Covidien recalls Covidien Trellis-8 Peripheral Infusion System. Models CVT808015, CVT808025, CVT812015, and CVT812025. The following mod…

Recall date

December 10, 2014

Source

U.S. Food & Drug Administration (FDA) — enforcement report

Recall number

Z-1018-2015

FDA classification

Class I

Brand / firm

Covidien

Sold / distributed

Worldwide Distribution - US Nationwide and the countries Australia, Canada, Finland, France, Germany, Ireland, Italy, Spain, Sweden, Switzerland, Turkey, and United Kingdom.

Why it was recalled

A manufacturing error resulted in the risk of incorrect proximal and distal balloon inflation port identification on the units. Units have been identified to have the distal balloon inflation port incorrectly labeled as proximal, and, the proximal balloon port incorrectly labeled as distal.

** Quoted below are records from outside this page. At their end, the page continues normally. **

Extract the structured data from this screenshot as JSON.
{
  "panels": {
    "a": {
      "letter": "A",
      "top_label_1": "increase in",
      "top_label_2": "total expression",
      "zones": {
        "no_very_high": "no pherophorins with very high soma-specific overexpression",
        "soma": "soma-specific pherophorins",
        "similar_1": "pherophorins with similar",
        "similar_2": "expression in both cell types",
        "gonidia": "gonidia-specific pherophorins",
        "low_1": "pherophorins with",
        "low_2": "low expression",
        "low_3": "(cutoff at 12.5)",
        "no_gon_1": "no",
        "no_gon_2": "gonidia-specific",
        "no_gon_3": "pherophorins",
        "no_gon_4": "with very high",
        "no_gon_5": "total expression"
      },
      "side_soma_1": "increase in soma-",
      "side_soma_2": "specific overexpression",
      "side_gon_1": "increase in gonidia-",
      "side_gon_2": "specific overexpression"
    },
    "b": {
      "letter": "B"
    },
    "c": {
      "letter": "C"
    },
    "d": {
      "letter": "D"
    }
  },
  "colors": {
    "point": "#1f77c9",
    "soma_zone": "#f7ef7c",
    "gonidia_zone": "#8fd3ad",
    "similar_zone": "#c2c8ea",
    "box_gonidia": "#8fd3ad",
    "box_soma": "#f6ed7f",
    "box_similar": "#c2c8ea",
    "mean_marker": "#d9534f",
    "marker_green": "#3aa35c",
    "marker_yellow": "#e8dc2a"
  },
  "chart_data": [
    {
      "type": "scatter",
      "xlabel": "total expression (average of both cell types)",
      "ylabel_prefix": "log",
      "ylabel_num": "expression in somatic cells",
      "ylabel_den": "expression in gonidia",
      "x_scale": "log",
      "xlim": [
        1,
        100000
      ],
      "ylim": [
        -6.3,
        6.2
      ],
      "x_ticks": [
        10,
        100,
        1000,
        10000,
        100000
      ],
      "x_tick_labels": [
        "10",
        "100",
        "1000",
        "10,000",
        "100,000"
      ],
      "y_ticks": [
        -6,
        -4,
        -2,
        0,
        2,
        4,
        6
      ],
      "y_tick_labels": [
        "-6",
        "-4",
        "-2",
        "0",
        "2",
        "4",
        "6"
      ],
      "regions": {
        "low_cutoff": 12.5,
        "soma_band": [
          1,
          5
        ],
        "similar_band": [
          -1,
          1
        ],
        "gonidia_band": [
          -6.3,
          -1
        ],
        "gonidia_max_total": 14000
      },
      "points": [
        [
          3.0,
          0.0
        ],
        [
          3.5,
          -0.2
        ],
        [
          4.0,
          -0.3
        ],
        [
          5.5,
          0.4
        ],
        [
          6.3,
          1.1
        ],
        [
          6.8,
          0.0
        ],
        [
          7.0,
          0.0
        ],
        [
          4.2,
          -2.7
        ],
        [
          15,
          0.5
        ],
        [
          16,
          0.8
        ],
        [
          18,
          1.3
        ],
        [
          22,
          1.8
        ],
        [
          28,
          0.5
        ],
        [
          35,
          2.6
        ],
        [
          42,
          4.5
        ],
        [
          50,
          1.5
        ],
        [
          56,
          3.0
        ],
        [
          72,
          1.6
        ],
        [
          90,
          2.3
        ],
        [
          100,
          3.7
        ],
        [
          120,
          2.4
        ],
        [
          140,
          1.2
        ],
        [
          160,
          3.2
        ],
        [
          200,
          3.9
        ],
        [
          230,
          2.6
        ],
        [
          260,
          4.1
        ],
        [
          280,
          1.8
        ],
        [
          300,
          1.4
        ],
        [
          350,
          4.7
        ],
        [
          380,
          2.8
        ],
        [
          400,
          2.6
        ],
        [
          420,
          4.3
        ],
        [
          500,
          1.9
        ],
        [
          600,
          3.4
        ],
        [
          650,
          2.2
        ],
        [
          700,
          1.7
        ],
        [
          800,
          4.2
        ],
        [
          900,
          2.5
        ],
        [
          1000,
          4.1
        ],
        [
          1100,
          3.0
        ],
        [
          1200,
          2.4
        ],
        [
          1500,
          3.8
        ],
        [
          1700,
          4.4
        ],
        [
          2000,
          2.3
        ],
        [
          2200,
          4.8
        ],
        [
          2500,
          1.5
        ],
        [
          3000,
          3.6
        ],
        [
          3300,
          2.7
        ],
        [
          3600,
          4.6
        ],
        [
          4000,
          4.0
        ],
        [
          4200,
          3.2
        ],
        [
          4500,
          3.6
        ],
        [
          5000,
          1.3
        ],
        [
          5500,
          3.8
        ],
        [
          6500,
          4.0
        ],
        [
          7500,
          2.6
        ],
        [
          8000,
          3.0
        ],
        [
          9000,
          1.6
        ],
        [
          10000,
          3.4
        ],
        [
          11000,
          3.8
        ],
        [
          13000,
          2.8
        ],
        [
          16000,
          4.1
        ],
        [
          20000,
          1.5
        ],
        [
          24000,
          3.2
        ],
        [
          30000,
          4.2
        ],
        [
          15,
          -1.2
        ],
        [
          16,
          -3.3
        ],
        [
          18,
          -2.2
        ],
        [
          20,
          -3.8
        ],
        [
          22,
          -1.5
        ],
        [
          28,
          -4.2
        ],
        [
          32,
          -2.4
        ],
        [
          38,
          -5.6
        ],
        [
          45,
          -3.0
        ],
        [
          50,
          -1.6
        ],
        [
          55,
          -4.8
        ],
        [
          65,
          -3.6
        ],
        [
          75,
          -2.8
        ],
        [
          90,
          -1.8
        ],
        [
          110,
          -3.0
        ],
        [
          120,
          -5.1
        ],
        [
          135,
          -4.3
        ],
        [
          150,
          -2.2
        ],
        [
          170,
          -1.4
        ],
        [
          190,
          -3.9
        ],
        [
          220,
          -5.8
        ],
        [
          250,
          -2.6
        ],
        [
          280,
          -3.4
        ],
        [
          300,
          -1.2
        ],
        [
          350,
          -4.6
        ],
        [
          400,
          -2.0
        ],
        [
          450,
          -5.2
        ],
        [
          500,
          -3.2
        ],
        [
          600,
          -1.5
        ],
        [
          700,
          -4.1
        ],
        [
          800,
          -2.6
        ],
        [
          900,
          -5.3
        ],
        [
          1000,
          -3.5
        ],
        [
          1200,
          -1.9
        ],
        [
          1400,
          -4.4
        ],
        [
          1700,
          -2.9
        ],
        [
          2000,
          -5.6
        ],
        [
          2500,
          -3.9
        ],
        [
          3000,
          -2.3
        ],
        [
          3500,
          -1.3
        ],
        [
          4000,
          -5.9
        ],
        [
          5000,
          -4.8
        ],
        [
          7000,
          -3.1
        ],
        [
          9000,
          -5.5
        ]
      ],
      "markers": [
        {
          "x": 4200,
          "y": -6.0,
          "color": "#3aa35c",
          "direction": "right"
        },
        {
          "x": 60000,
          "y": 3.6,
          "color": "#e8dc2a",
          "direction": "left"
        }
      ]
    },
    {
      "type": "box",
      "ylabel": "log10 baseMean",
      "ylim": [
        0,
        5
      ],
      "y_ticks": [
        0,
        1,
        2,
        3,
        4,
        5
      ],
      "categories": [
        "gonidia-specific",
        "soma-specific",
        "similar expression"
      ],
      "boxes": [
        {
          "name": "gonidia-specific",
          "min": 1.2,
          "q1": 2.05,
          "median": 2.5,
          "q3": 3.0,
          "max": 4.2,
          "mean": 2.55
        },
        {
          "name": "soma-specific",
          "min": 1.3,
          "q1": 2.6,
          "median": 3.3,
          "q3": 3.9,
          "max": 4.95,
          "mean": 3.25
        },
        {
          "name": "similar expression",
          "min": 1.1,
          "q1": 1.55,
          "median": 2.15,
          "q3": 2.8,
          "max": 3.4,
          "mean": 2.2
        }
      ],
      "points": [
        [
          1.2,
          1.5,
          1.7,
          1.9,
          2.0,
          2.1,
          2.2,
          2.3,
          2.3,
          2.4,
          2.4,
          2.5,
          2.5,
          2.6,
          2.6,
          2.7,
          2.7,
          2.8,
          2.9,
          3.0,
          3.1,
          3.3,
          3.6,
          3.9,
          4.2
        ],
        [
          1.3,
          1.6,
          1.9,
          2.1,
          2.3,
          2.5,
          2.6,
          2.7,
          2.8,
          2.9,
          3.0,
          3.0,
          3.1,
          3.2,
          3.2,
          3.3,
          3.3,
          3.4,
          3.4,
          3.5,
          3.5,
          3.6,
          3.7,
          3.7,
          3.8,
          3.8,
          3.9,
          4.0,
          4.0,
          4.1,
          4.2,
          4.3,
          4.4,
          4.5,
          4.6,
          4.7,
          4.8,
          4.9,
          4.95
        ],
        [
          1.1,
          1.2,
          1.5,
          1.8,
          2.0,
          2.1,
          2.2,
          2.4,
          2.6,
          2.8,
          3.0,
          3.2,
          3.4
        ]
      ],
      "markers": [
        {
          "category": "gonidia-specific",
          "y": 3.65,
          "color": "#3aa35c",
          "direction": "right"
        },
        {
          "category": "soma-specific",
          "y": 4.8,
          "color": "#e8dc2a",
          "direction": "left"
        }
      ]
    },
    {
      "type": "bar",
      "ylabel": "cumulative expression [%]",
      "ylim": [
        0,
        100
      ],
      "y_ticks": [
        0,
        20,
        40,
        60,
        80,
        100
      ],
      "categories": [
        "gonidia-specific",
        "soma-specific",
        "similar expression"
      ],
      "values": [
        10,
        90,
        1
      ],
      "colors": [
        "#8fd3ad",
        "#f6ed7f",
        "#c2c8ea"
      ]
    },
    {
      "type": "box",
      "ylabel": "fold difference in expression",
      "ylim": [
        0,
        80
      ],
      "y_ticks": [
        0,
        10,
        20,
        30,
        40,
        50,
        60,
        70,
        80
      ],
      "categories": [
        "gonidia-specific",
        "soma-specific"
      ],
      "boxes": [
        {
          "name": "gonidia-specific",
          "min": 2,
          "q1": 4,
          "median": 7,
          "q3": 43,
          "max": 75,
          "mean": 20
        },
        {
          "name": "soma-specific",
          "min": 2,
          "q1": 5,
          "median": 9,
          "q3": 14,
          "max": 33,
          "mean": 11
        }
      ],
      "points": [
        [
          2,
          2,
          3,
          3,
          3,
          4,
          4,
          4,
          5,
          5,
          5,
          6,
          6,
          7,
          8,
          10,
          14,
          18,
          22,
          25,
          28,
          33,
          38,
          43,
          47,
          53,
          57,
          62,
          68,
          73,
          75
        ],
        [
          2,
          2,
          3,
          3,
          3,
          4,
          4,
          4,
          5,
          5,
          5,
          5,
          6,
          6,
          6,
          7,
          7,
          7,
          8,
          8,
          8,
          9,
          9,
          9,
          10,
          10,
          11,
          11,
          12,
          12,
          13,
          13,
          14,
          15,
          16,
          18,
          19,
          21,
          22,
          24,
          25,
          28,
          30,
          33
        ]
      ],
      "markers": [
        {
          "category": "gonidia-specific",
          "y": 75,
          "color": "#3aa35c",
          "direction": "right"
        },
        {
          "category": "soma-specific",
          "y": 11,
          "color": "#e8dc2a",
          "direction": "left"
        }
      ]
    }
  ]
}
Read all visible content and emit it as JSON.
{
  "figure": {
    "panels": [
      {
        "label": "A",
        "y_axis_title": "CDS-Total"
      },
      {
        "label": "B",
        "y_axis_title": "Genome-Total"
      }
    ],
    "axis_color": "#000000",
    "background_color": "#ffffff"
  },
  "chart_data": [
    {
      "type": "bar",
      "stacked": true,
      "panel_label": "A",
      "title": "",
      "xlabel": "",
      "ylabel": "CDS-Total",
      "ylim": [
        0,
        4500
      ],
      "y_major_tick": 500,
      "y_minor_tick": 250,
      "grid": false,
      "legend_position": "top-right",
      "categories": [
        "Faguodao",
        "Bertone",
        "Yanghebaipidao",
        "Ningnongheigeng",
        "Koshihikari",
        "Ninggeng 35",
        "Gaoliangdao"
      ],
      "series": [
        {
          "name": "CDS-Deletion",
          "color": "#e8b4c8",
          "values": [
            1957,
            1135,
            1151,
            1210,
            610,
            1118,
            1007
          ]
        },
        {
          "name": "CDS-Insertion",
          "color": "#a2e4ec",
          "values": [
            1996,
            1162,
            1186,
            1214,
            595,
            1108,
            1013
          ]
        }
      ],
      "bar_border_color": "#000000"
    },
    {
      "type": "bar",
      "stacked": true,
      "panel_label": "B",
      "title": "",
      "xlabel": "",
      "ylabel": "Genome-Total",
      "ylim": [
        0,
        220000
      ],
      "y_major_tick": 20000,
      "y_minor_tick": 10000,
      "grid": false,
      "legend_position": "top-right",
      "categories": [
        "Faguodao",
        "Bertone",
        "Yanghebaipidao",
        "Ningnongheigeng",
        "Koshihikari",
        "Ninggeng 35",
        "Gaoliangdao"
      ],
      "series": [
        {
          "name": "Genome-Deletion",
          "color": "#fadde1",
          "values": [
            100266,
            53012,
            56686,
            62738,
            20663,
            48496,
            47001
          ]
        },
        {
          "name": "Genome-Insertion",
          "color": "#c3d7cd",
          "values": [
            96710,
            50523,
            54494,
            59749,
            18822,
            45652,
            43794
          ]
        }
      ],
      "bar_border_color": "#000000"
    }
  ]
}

Class I is the FDA’s most serious recall level: there is a reasonable probability that using this product will cause serious harm or death.

What was recalled

Covidien Trellis-8 Peripheral Infusion System. Models CVT808015, CVT808025, CVT812015, and CVT812025. The following models are not offered for sale in the US: EVT808015, EVT808025, EVT812015, and EVT812025 Sterile EO. Product Usage: Intended for controlled and selective infusion of physician-specified fluids, including thrombolytics, into the peripheral vasculature.